CLARIAH / grlc

grlc builds Web APIs using shared SPARQL queries
http://grlc.io
MIT License
135 stars 33 forks source link

SARS-CoV-2-Queries API not working #477

Open c-martinez opened 1 week ago

c-martinez commented 1 week ago

https://grlc.io/api-git/egonw/SARS-CoV-2-Queries/subdir/grlc API is not working https://github.com/egonw/SARS-CoV-2-Queries/tree/master/grlc

Reported by @egonw

c-martinez commented 1 week ago

After first inspection, it looks like this repo works fine, it just takes a while to load, so at some point it times out. Increasing the gunicorn timeout "fixes" the issue, but it feels more like masking the issue and not really addressing it.

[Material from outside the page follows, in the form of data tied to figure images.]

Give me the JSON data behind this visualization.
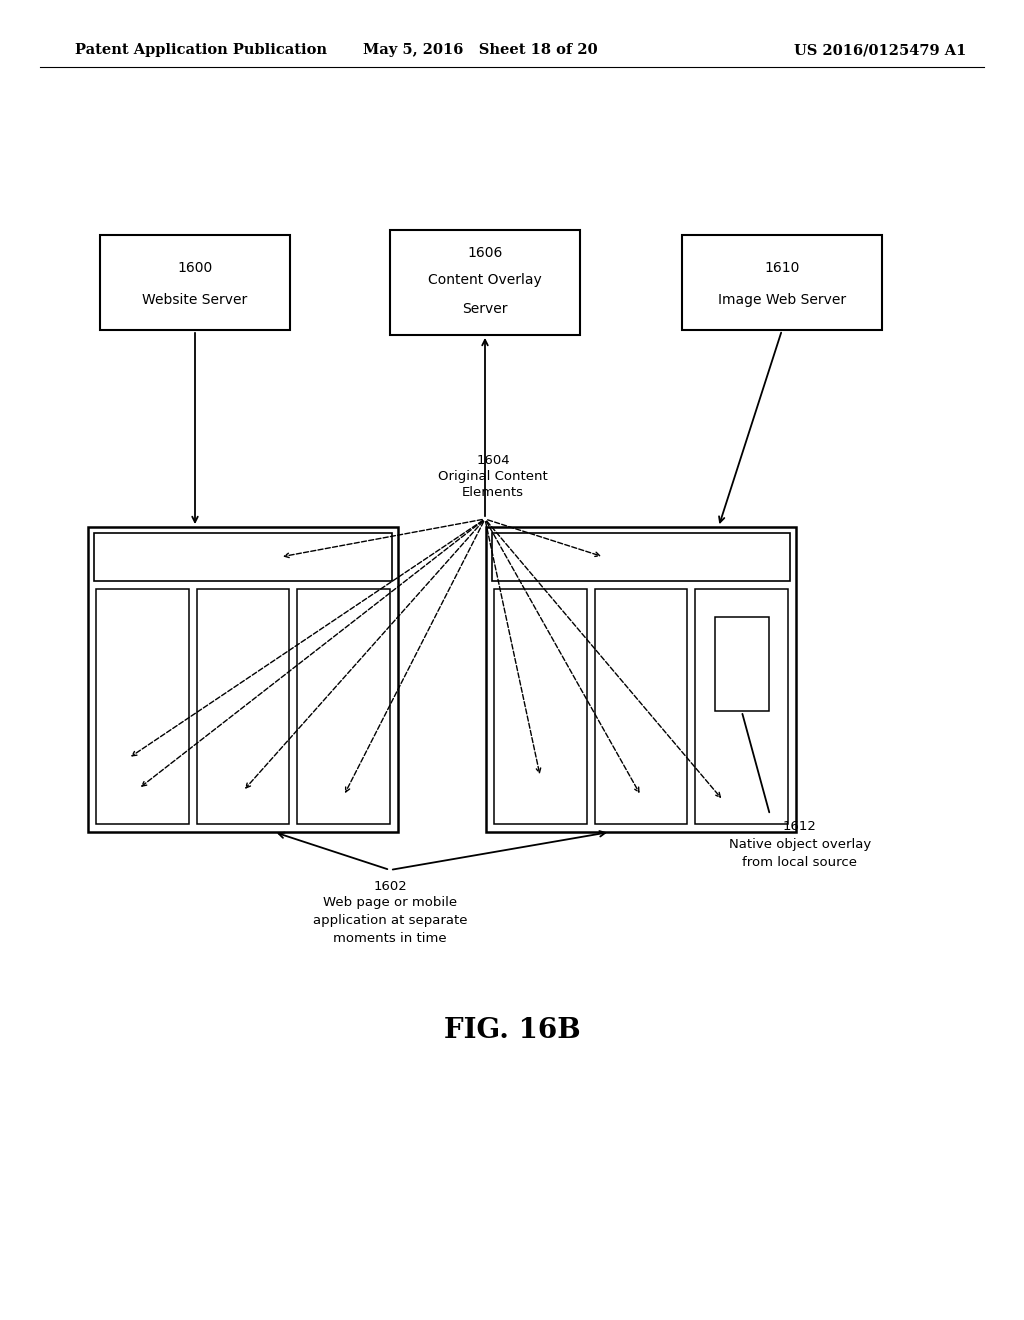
{
  "header_left": "Patent Application Publication",
  "header_mid": "May 5, 2016   Sheet 18 of 20",
  "header_right": "US 2016/0125479 A1",
  "figure_label": "FIG. 16B",
  "bg_color": "#ffffff",
  "box_1600_num": "1600",
  "box_1600_text": "Website Server",
  "box_1606_num": "1606",
  "box_1606_line1": "Content Overlay",
  "box_1606_line2": "Server",
  "box_1610_num": "1610",
  "box_1610_text": "Image Web Server",
  "label_1604_num": "1604",
  "label_1604_line1": "Original Content",
  "label_1604_line2": "Elements",
  "label_1602_num": "1602",
  "label_1602_line1": "Web page or mobile",
  "label_1602_line2": "application at separate",
  "label_1602_line3": "moments in time",
  "label_1612_num": "1612",
  "label_1612_line1": "Native object overlay",
  "label_1612_line2": "from local source"
}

c-martinez commented 1 day ago

It looks like the bottle neck is fetching the files in the repo. In terms of size, it is not too much, but because https://github.com/egonw/SARS-CoV-2-Queries/tree/master/grlc contains 50+ files, grlc issues 50+ requests to GitHub (via PyGithub) which takes a while, and the request from the browser to grlc.io times out.

One way to optimise this is to cache the GitHub requests (using requests-cache). The first time the https://grlc.io/api-git/egonw/SARS-CoV-2-Queries/subdir/grlc is called, it will still time out. But calling it a second time will load the API properly. We could keep the repo cached for a reasonable amount of time (30 days?) and any subsequent calls in that time period would not time out.

What do you think @egonw? Would that work for you?